Speaking on the Round Table Live! podcast, Binding of Isaac and Super Meat Boy designer Edmund McMillen mentioned that EA has been planning its rather aggressive microtransactions implementation for a number of years. In an example of the extent EA is going to with regards to the issue, McMillen stated the following on the podcast:
“This is a semi-unknown story, and I hope I’m not stepping on toes with it… It involves a friend of mine, George Fan… And PopCap hired him, set him off with two more people in a small office, and said, ‘Hey, make the game’ and he’s like ‘Okay, I’m going to make Plants vs. Zombies’. And he made Plants vs. Zombies, it was hugely successful, and they got acquired by EA.

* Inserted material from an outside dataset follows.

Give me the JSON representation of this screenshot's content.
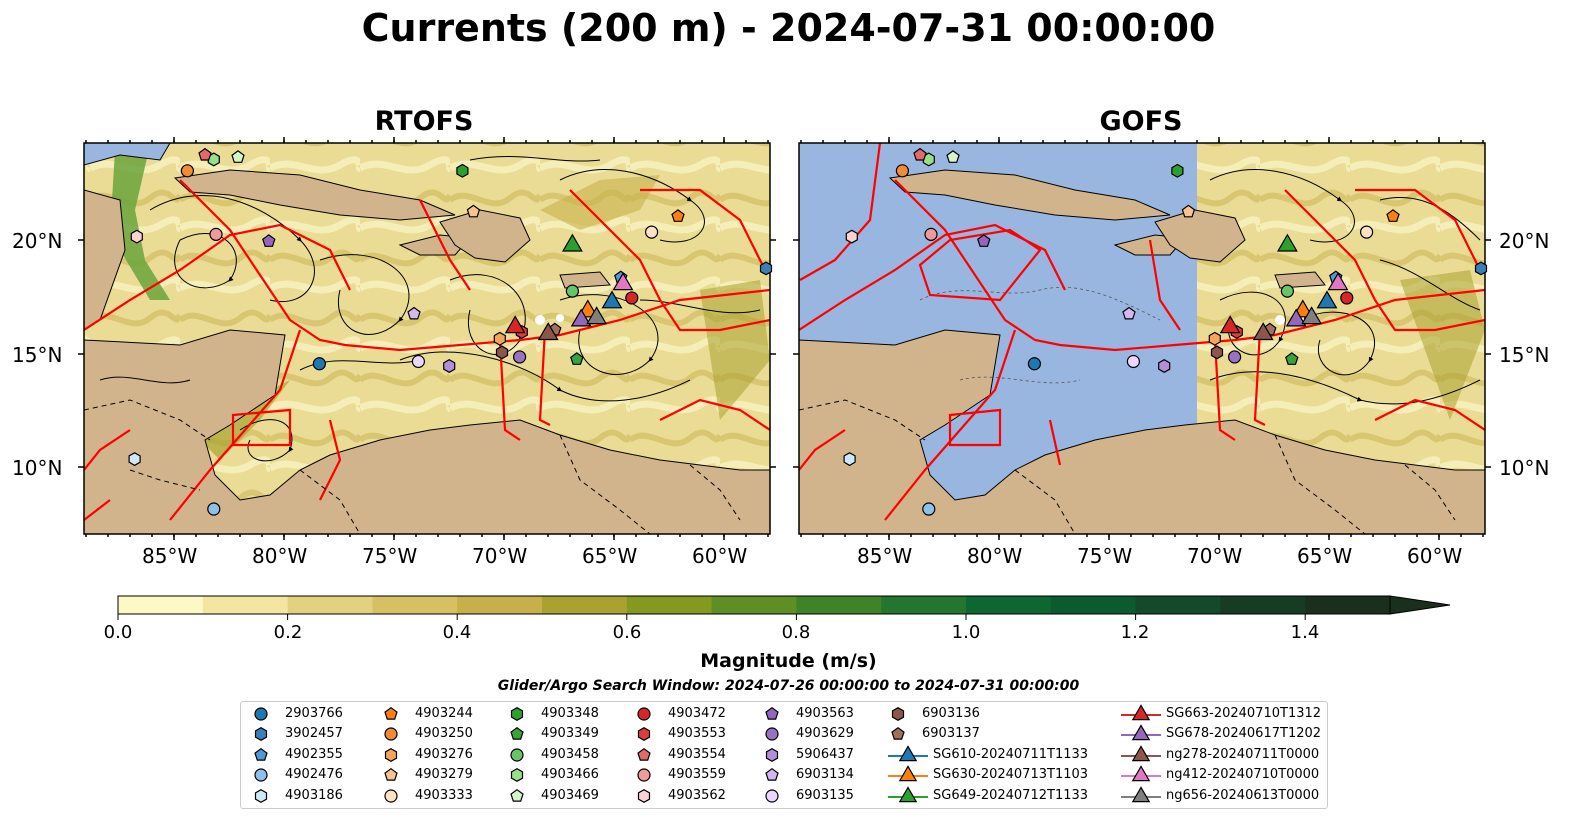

“[EA] were like, ‘Okay, we’re going to focus on this and we’re going to make a sequel, we’re going to do spin-offs, this and this’. And George was like, ‘Great, I’ve got an idea for a sequel!’… It was his baby… They’re like ‘Hey, y’know, let’s make this sequel, start on the sequel, and we’re going to put it on mobile, and we’re going to do this pay-to-win’. And he’s like, ‘Ah, I dunno, it’s not a good idea, and I don’t really want to do that with my game’, and they said, ‘You’re fired'”
Following the statement coming out with the release of the podcast, Fan himself took to Twitter to acknowledge that he was indeed Laid off by EA/PopCap, and that he was indeed against making Plants vs. Zombies 2 a freemium game. He refused to comment further on the issue.

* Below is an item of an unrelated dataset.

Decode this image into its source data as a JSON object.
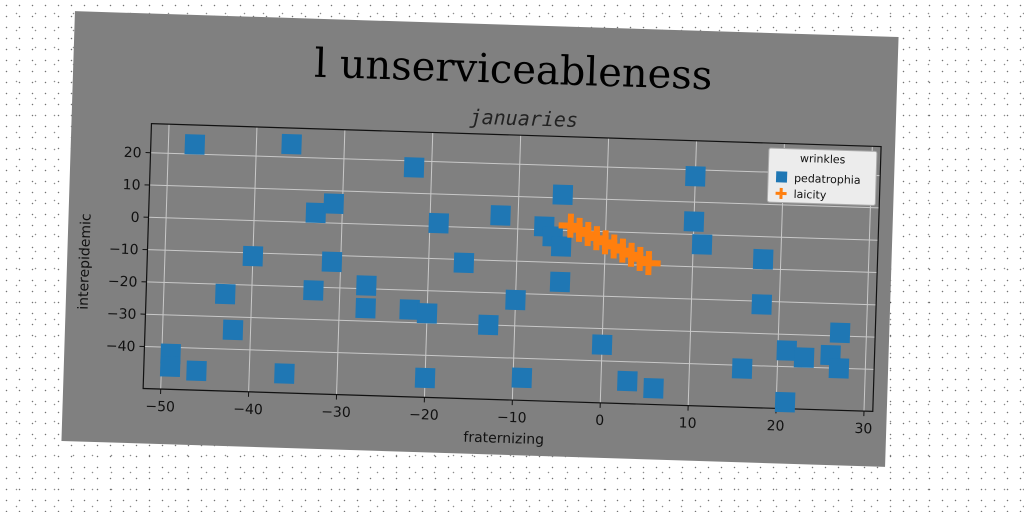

Regarding recent rumors, it is true I was laid off by EA/PopCap, and also true that I was against making PvZ2 a freemium game. That's all I'll say on the matter for now
— George Fan, porg fan (@thegeorgefan) November 21, 2017
A lot of people in the debate around microtransactions have been lumping developers and publishers together with regards to the will to implement microtransactions into titles. This shows that, at least in some cases, this is not the case. It also shows the risks that developers take if they refuse their implementation.